StripyWorkflow
StripyWorkflow is an optional standalone workflow that runs
STRipy on a single sample to genotype a curated set of known pathogenic
short tandem repeat (STR) expansions. It is intended for targeted follow-up rather than
genome-wide STR discovery.
In joint-calling workflows, this module is typically run after EvidenceQC and sample QC once the cohort PED file has been finalized. The resulting single-sample STRipy VCFs can then be merged in ClusterBatch and appended to the final cohort VCF in AnnotateVcf.
The following diagram illustrates the recommended invocation order:
This workflow is optional. Run it only for samples where targeted analysis of known pathogenic STR expansions is desired.
Inputs
bam_or_cram_file
Sample alignment file in BAM or CRAM format.

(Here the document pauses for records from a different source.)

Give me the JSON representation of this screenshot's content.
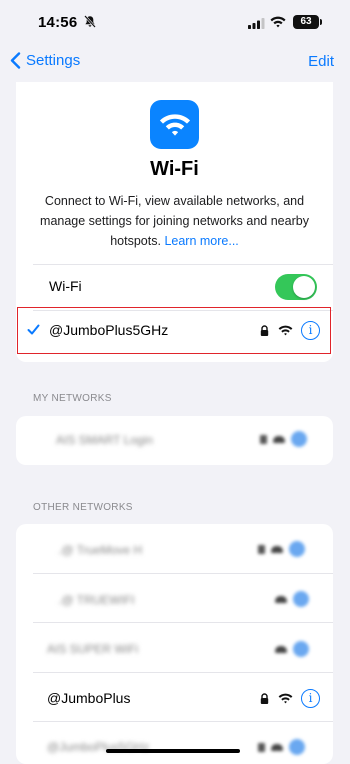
{
  "status_bar": {
    "time": "14:56",
    "battery": "63"
  },
  "nav": {
    "back_label": "Settings",
    "edit_label": "Edit"
  },
  "header": {
    "title": "Wi-Fi",
    "description": "Connect to Wi-Fi, view available networks, and manage settings for joining networks and nearby hotspots.",
    "learn_more": "Learn more..."
  },
  "wifi_toggle": {
    "label": "Wi-Fi",
    "on": true
  },
  "connected_network": {
    "name": "@JumboPlus5GHz",
    "locked": true
  },
  "my_networks": {
    "header": "MY NETWORKS",
    "items": [
      {
        "name": "AIS SMART Login",
        "blurred": true,
        "locked": true
      }
    ]
  },
  "other_networks": {
    "header": "OTHER NETWORKS",
    "items": [
      {
        "name": ".@ TrueMove H",
        "blurred": true,
        "locked": true
      },
      {
        "name": ".@ TRUEWIFI",
        "blurred": true,
        "locked": false
      },
      {
        "name": "AIS SUPER WiFi",
        "blurred": true,
        "locked": false
      },
      {
        "name": "@JumboPlus",
        "blurred": false,
        "locked": true
      },
      {
        "name": "@JumboPlus5GHz",
        "blurred": true,
        "locked": true
      }
    ]
  },
  "colors": {
    "accent": "#0a7aff",
    "toggle_on": "#34c759",
    "highlight": "#e0242b"
  }
}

Optional bam_or_cram_index
Index for the input BAM or CRAM. If omitted, the workflow expects the index to be located beside
the input file using the standard .bai or .crai extension.
ped_file
PED file used to look up the sample sex for STRipy. See PED file format.
reference_fasta, reference_fasta_fai
Reference FASTA and FASTA index matching the aligned sample.
sample_name
Sample identifier. This must match the sample ID in the PED file.
Optional genome_build
Reference build name passed to STRipy. Default: hg38.
Optional locus
Comma-separated list of loci to analyze. By default, the workflow runs STRipy on its built-in panel of known pathogenic repeat-expansion loci.
Optional custom_catalog
Custom STRipy catalog file. Use this to add or override loci beyond the default pathogenic panel.
Optional analysis
STRipy analysis mode. Default: standard.
Optional config
Base STRipy configuration file.
Optional verbose
Enable verbose STRipy logging. Default: false.
Outputs
stripy_json
Per-sample STRipy JSON output.
stripy_tsv
Per-sample STRipy tabular summary.
stripy_html
Per-sample STRipy HTML report.
Optional stripy_vcf
Single-sample STRipy VCF for downstream merging in ClusterBatch and optional inclusion in the final cohort VCF.